1) Get information and feedback
Say you’re a small business owner. One of your jobs is to come up with the plans for other people to put into practice. If you talk with your team about the plan, instead of just issuing orders, you can receive valuable feedback, new ideas, and important information. And you’ll gain more respect because you respect your team enough to listen to them. Like a quarterback calling plays—maybe the wide receiver sees something the quarterback didn’t and suggests a change that saves the game.
It’s still up to you to make the final decision, but everyone on the team has a brain and if you can lead in such a way as to bring all those brains to bear, you’ll be a much smarter, much more effective group.
2) Get everyone on the same page
Let’s say the ultimate goal of a particular sports team is to win the division no matter what. That might mean that this year the younger players don’t get much of a chance to play. They’re still valuable team members, helping out in practice and standing by to jump in in case one of the veterans is injured, but this isn’t their year for glory. That’s ok if the coach tells them why.
As an owner or manager, you’ll usually find people willing to take one for the team, but only if they feel included in the group and only if they understand and believe in the ultimate goal. That won’t happen without good communication. You also need everyone to understand the big picture so that they really know when to push, how hard, and in what direction. Everyone has to understand their role. If those younger players think the coach just doesn’t like them, they won’t know to be ready in case a star player goes down. Again, good communication is the key.
3) Talking to your team builds relationships
One thing you always hear about championship winning teams is that they have a close locker room. These teams communicate with each other. Talking builds camaraderie and trust and you see the results on the field. The same goes for business. If you are a sales rep and you don’t trust your support associate, you will not reach your highest potential. If you don’t like your supervisor, you’ll find it hard to stay motivated. If you are a business owner and don’t understand or trust the people working for you, you won’t be able to supervise them well.
Simply put, great teams are built, not found, and part of building a great team is to talk to each other.

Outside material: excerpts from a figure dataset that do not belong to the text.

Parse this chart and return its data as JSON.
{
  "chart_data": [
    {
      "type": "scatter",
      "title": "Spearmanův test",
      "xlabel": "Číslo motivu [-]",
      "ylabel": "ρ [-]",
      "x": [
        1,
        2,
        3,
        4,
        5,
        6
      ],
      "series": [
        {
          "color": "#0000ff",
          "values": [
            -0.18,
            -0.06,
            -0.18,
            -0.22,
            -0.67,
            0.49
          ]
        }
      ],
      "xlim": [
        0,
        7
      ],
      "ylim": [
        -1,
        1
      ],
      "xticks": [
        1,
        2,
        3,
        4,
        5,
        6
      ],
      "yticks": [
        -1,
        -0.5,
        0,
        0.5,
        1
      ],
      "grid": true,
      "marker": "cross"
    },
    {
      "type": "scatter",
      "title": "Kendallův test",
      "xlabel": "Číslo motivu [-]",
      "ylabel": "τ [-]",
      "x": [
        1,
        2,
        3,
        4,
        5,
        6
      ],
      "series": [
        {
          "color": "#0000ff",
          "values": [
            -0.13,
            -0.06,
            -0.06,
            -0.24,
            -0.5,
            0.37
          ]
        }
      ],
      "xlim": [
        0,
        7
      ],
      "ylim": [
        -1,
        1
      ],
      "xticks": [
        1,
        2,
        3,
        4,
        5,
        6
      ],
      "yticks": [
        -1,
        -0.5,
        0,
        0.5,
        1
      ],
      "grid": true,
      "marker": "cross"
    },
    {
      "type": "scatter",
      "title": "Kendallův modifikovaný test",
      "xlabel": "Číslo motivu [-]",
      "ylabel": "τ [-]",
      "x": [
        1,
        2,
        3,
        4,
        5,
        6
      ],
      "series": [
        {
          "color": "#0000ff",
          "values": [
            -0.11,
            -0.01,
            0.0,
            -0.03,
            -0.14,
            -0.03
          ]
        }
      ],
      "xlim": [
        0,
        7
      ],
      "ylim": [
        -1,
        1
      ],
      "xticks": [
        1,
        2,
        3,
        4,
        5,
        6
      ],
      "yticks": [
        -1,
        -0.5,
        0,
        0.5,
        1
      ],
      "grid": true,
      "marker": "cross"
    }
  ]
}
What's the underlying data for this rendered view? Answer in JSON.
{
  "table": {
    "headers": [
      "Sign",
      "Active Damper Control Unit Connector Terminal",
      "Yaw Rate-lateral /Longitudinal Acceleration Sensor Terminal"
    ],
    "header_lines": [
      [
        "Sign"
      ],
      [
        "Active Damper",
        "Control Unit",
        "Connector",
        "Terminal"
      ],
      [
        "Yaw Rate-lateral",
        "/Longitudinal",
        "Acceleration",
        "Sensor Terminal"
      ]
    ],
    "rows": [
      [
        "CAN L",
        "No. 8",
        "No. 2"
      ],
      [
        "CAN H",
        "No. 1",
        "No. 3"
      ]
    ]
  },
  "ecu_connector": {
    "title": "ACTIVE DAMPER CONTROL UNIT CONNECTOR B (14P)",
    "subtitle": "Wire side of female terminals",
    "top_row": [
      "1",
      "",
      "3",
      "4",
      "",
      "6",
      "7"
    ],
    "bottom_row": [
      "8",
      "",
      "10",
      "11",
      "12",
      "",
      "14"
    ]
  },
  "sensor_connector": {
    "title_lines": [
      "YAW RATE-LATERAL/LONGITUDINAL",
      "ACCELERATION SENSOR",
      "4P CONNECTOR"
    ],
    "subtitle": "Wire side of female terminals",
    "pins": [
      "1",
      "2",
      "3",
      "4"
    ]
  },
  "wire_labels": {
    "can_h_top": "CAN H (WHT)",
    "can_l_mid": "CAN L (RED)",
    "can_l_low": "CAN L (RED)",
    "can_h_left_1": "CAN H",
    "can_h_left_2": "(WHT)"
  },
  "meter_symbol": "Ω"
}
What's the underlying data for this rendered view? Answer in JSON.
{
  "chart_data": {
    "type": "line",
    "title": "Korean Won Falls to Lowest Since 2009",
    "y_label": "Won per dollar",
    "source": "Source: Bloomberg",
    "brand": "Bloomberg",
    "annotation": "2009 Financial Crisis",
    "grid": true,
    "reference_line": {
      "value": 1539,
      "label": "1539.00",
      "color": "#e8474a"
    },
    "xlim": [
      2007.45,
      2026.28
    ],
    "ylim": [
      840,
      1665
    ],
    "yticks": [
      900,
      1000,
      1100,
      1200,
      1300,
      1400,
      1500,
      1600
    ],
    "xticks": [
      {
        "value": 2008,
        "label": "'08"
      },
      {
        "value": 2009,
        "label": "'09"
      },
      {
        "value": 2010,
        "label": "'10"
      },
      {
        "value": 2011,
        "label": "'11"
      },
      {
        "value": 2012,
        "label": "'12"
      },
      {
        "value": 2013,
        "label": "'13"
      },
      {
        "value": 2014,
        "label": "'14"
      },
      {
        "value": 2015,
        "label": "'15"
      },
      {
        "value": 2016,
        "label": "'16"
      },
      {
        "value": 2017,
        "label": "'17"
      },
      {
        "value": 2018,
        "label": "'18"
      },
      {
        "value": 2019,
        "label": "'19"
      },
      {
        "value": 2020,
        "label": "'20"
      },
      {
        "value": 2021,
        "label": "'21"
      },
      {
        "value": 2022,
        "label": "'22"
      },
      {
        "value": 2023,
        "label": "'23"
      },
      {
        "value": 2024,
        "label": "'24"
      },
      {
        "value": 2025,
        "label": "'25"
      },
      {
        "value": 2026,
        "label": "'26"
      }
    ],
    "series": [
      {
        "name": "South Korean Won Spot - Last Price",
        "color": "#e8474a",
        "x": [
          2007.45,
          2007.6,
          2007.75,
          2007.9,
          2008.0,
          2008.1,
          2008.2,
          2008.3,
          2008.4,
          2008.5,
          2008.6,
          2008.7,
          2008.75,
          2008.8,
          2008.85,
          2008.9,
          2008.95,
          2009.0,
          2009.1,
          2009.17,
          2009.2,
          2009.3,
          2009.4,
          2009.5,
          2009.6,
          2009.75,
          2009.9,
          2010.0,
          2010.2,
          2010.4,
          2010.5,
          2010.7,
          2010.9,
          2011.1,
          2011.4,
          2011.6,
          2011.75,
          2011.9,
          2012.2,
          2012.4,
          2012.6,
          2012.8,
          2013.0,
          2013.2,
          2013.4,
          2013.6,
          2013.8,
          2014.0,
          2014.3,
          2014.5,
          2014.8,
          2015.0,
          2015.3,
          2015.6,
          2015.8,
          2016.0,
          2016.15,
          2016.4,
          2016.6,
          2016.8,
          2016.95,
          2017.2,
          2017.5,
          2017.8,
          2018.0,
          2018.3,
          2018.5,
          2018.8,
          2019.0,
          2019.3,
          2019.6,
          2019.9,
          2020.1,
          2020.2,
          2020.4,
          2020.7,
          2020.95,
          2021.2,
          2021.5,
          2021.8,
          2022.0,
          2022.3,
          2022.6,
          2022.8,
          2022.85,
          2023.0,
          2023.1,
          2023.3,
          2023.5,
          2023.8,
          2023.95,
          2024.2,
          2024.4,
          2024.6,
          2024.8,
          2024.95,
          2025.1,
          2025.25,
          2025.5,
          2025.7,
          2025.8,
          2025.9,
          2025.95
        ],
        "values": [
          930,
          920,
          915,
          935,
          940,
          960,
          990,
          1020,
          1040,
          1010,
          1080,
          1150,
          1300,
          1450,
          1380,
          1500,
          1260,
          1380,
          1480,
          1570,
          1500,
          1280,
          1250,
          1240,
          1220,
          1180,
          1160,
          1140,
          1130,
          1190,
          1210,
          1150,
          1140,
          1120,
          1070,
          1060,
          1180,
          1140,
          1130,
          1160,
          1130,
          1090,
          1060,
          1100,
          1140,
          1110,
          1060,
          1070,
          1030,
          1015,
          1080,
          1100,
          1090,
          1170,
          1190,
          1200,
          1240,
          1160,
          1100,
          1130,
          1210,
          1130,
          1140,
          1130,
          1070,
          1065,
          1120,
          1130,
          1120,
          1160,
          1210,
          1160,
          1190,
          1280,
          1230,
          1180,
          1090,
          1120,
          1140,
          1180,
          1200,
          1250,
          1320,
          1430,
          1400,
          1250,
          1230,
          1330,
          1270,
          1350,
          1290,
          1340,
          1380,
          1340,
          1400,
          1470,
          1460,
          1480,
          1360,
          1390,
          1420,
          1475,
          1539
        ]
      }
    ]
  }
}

As mentioned before, not all talking is productive. Raise concerns as needed, but don’t complain just to complain. Don’t just talk to fill the silence or because you like the sound of your own voice. Listen at least as much as you speak and make sure to speak with a purpose. That being said, be genuine and relaxed in conversation. If you talk only because it is part of some intellectual strategy, your teammates are likely to be put off. The key is to find some genuine caring and interest for your teammates inside yourself–a real desire to communicate. You have to understand why talking to your team really is truly critical to your success.